Draft
This document is a work in progress.
Summary
It may not be possible to implement every security control right away. It is important to target the controls which mitigate the highest risk. Use the following list to prioritize your security plan.
| Contents |
|---|
| |
Inventory of Authorized and Unauthorized Devices
An accurate and up-to-date inventory, controlled by active monitoring and configuration management, can reduce the chance of attackers finding unauthorized and unprotected systems to exploit.
The inventory should include every system that has an Internet protocol (IP) address on the network, including, but not limited to desktops, laptops, servers, network equipment (routers, switches, firewalls, etc.), printers, storage area networks, voiceover-IP telephones, etc.
Inventory must contain, at minimum:
- network addresses
- machine name(s)
- purpose of each system
- type of system (server, workstation, printer, network equipment, etc.)
- is the device portable?
- an asset owner responsible for each device
- the department associated with each device.
Quick win: Deploy an automated asset inventory discovery tool and use it to build a preliminary asset inventory of systems connected to the network.
Inventory of Authorized and Unauthorized Software
Inventory must contain, at minimum:
- operating systems
- applications
- version number
- patch level
Consider:
- list of unapproved / known insecure software
Virtual machines and/or air-gapped systems should also be used to isolate and run applications that are required but based on higher risk and that should not be installed within a networked environment.
Quick win: Devise a list of authorized software that is required in the environment for each type of system, including servers, workstations, and laptops of various kinds and uses.
Secure Configurations for Hardware and Software on Laptops, Workstations, and Servers
Quick win: Where possible, create standard images.
Secure Configurations for Network Devices such as Firewalls, Routers, and Switches
Quick win: Compare firewall, router, and switch configuration against standard secure configurations defined for each type of network device in use in the organization.
Boundary Defense
Network segmentation
Firewall / IDS
DMZ
Quick win: Move highest risk resources to a separate network segment.
Maintenance, Monitoring, and Analysis of Security Audit Logs
Local systems should have logging should be activated, with logs sent to centralized logging servers. Firewalls, proxies, and remote access systems (VPN, dial-up, etc.) should all be configured for verbose logging, storing all the information available for logging in the event a follow-up investigation is required. Furthermore, operating systems, especially those of servers, should be configured to create access control logs when a user attempts to access resources without the appropriate privileges.
Application Software Security
Internally developed and third-party application software must be carefully tested to find security flaws. For third-party application software, verify that vendors have conducted detailed security testing of their products. For in-house developed applications, conduct testing to validate.
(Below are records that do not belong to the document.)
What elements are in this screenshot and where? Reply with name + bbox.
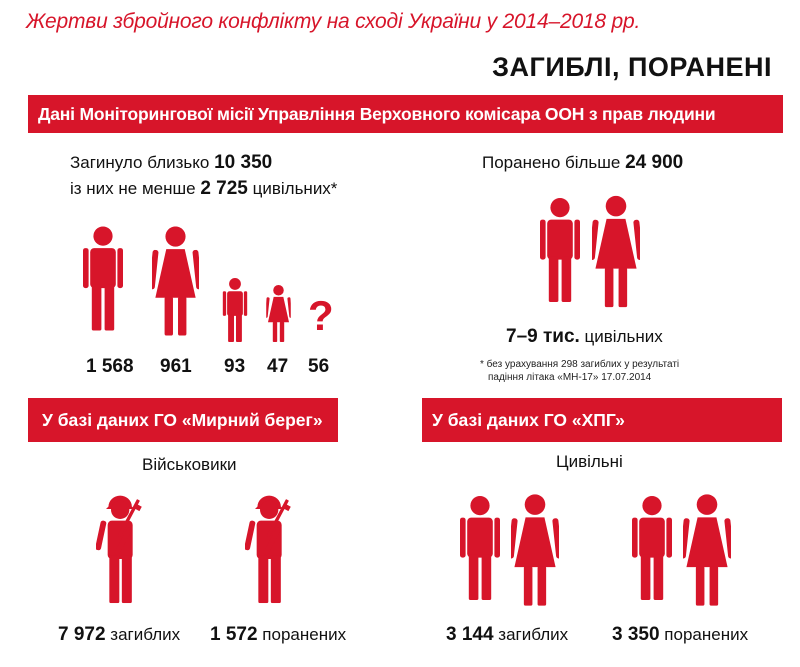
wounded-woman-icon [592,190,640,313]
killed-boys-value: 93 [224,356,246,377]
killed-total-value: 10 350 [214,152,273,173]
killed-civilians-value: 2 725 [200,178,248,199]
mb-wounded-stat [210,624,346,646]
civilian-wounded-woman-icon [683,488,731,612]
mb-banner-label: У базі даних ГО «Мирний берег» [42,409,323,430]
khpg-section-banner [422,398,782,442]
khpg-killed-value: 3 144 [446,624,494,645]
khpg-wounded-stat [612,624,748,646]
girl-icon [266,285,291,342]
wounded-civilians-suffix: цивільних [584,327,663,346]
page-subtitle: ЗАГИБЛІ, ПОРАНЕНІ [492,52,772,82]
page-title: Жертви збройного конфлікту на сході України у 2014–2018 рр. [26,10,641,33]
question-icon: ? [308,292,334,339]
mb-killed-stat [58,624,180,646]
wounded-civilians-line [506,326,663,348]
wounded-man-icon [540,187,580,313]
man-icon [83,215,123,342]
khpg-wounded-value: 3 350 [612,624,660,645]
woman-icon [152,220,199,342]
mb-wounded-value: 1 572 [210,624,258,645]
khpg-banner-label: У базі даних ГО «ХПГ» [432,409,625,430]
killed-civilians-suffix: цивільних* [252,179,338,198]
mb-killed-value: 7 972 [58,624,106,645]
killed-women-value: 961 [160,356,192,377]
killed-men-value: 1 568 [86,356,134,377]
footnote-line-2: падіння літака «МН-17» 17.07.2014 [488,372,652,383]
soldier-wounded-icon [245,484,295,614]
wounded-civilians-value: 7–9 тис. [506,326,580,347]
un-banner-label: Дані Моніторингової місії Управління Верховного комісара ООН з прав людини [38,103,716,124]
footnote [480,358,679,384]
wounded-total-value: 24 900 [625,152,684,173]
soldier-killed-icon [96,484,146,614]
civilian-wounded-man-icon [632,484,672,612]
killed-unknown-value: 56 [308,356,330,377]
khpg-wounded-suffix: поранених [664,625,749,644]
killed-total-text: Загинуло близько [70,153,210,172]
wounded-total-text: Поранено більше [482,153,621,172]
killed-civilians-text: із них не менше [70,179,196,198]
mb-category: Військовики [142,455,237,474]
footnote-line-1: * без урахування 298 загиблих у результаті [480,359,680,370]
civilian-killed-man-icon [460,484,500,612]
killed-total-line [70,152,272,174]
mb-killed-suffix: загиблих [110,625,181,644]
killed-civilians-line [70,178,337,200]
khpg-killed-suffix: загиблих [498,625,569,644]
killed-girls-value: 47 [267,356,289,377]
mb-wounded-suffix: поранених [262,625,347,644]
mb-section-banner [28,398,338,442]
un-section-banner [28,95,783,133]
civilian-killed-woman-icon [511,488,559,612]
khpg-category: Цивільні [556,452,623,471]
wounded-total-line [482,152,683,174]
boy-icon [222,278,248,342]
khpg-killed-stat [446,624,568,646]
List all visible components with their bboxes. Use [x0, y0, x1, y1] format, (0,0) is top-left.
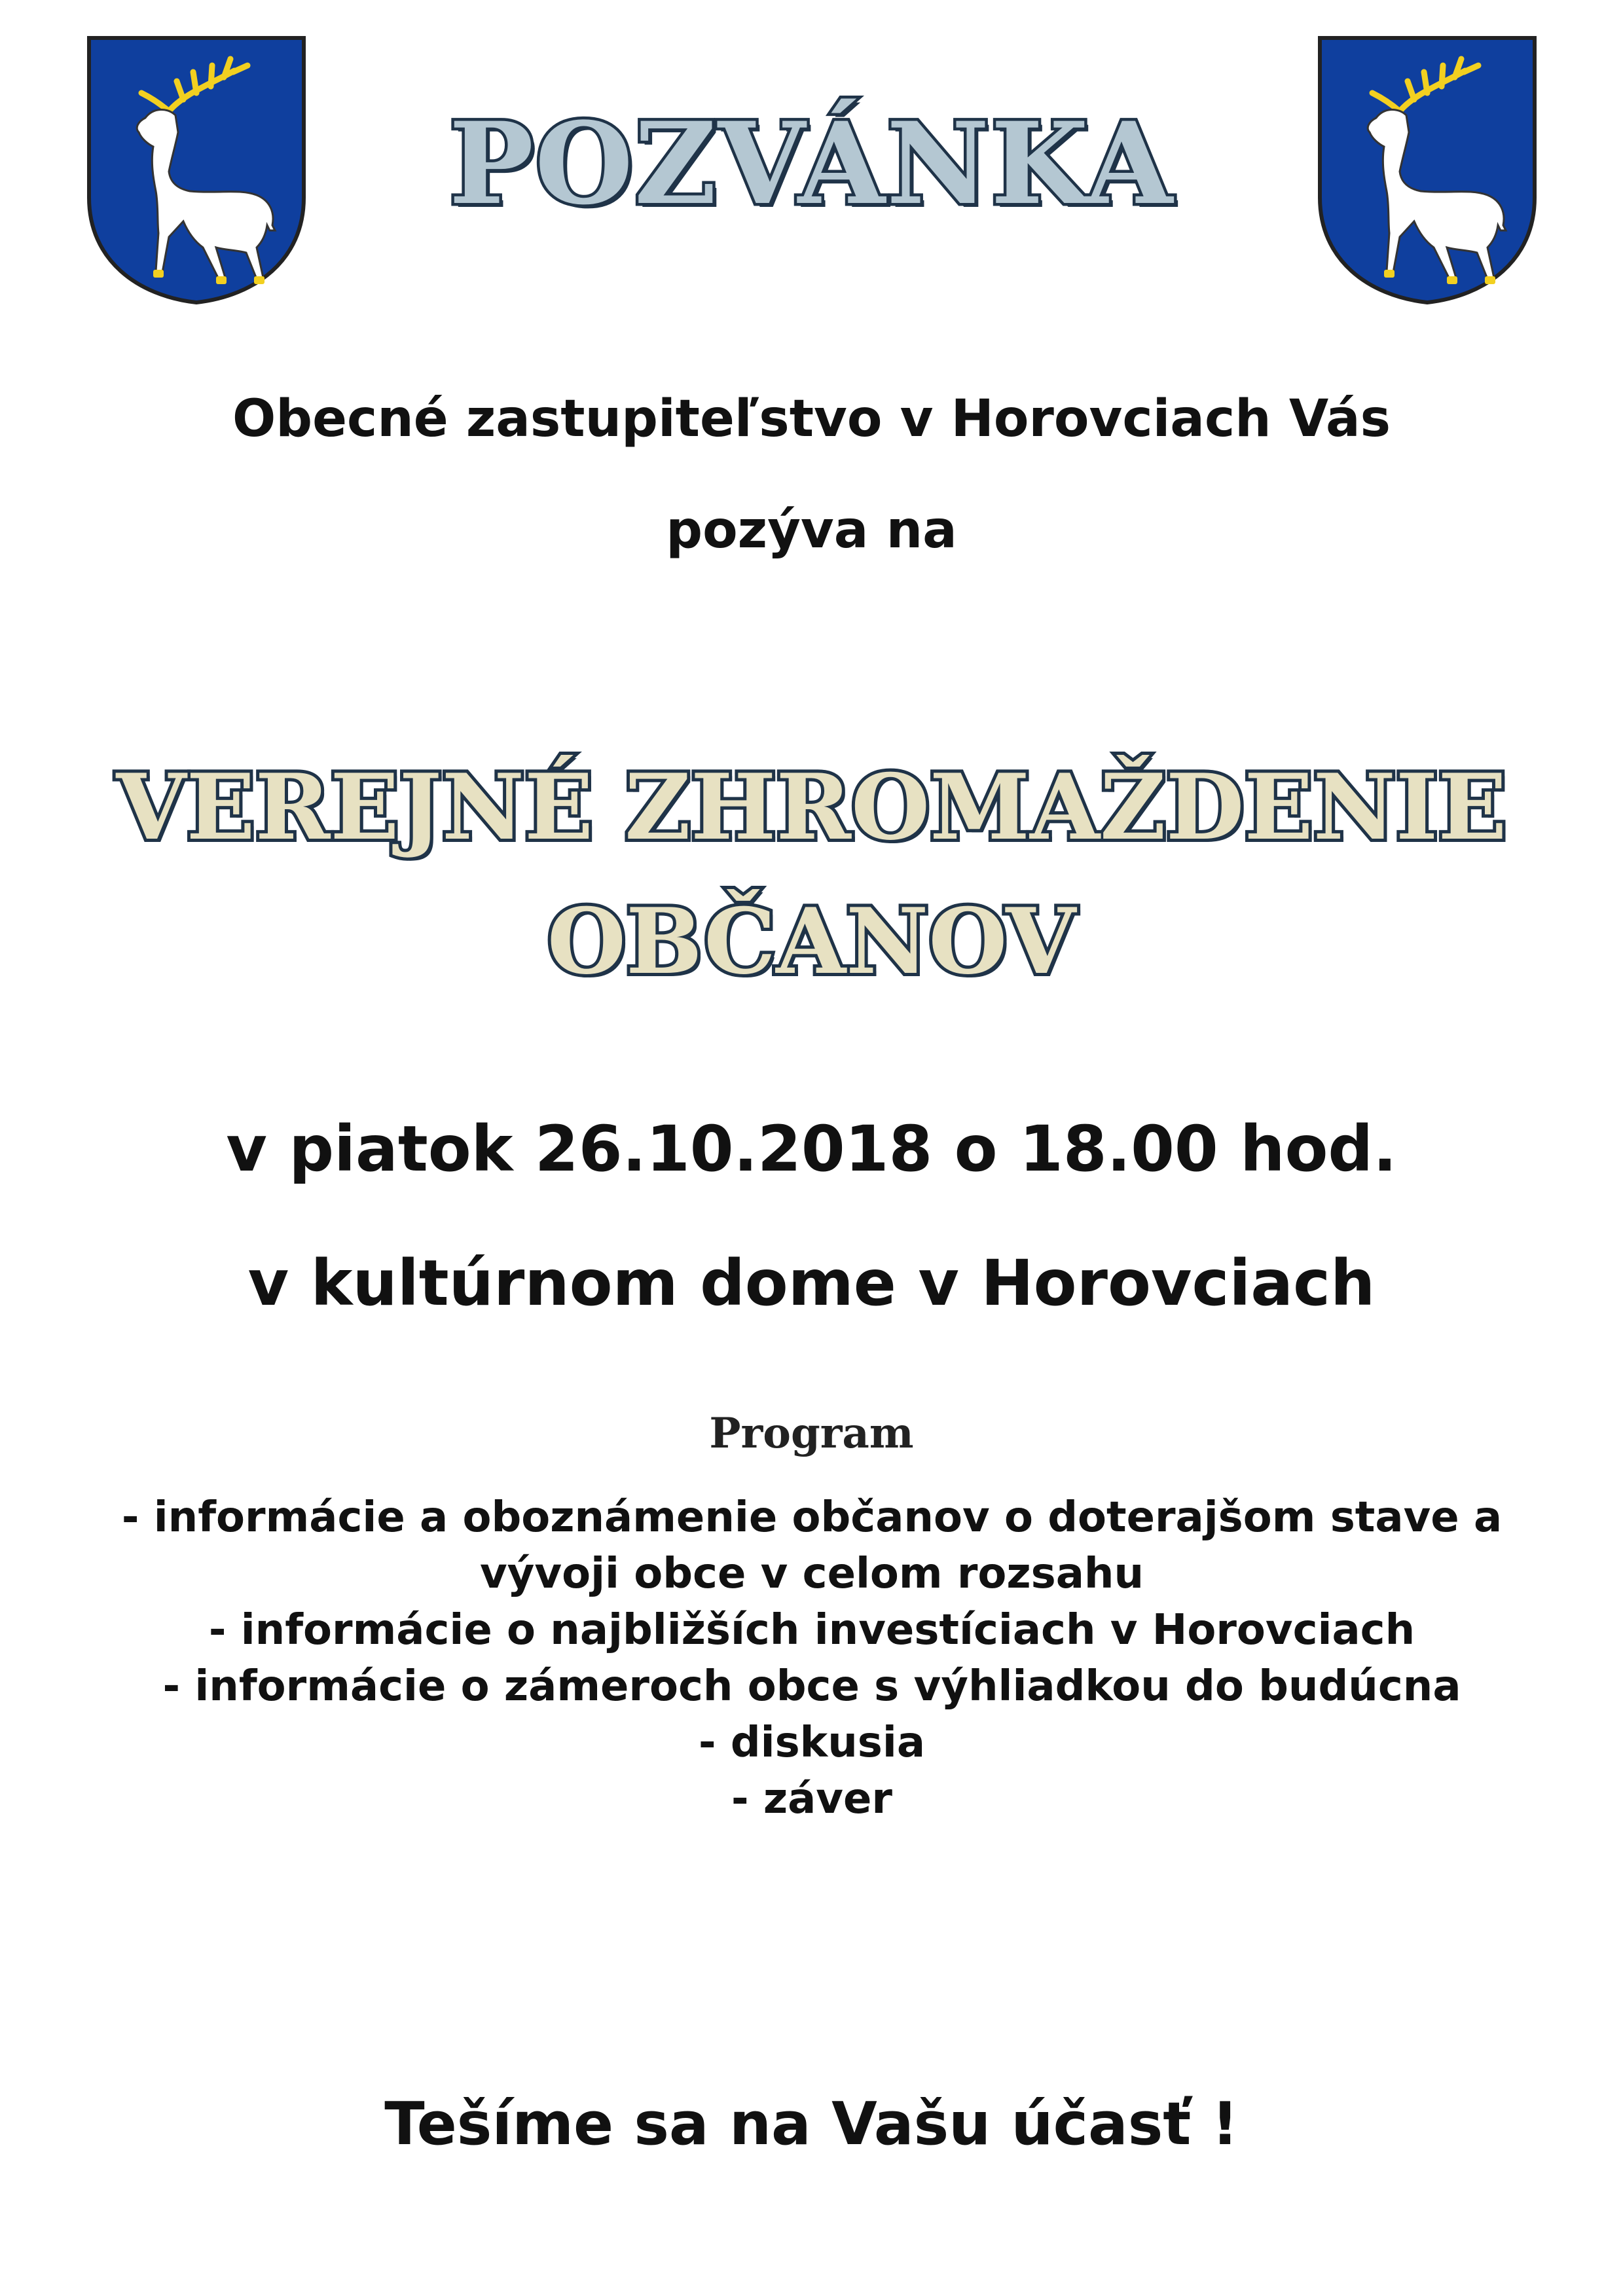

Controlled Use of Administrative Privileges
Must:
- Each person with administrative privileges on desktops, laptops, and servers is authorized by a senior executive
- Before deploying any new devices in a networked environment, organizations should change all default passwords for applications, operating systems, routers, firewalls, wireless access points, and other systems to a difficult-to-guess value.
- Configure all administrative-level accounts to require regular password changes on a frequent interval.
- Ensure all service accounts have long and difficult-to-guess passwords that are changed on a periodic basis, as is done for traditional user and administrator passwords, at a frequent interval.
- Passwords for all systems should be stored in a well-hashed or encrypted format, with weaker formats such as Windows LANMAN hashes eliminated from the environment. Furthermore, files containing these encrypted or hashed passwords required for systems to authenticate users should be readable only with superuser privileges.
- Use automated scripts to ensure that administrator accounts are used only for system administration activities, and not for reading e-mail, composing documents, or surfing the Internet. Web browsers and e-mail clients especially must be configured to never run as administrator
- Each person requiring administrative access should be given his/her own separate account.
- Different passwords for their administrator and non-administrative accounts
- All administrative access, including domain administrative access, must use two-factor authentication.
- Configure systems so that passwords cannot be re-used within a certain timeframe, such as six months.
Consider:
- Organizations should segregate administrator accounts based on defined roles within the organization. For example, "Workstation admin" accounts should only be allowed administrative access of workstations, laptops, etc.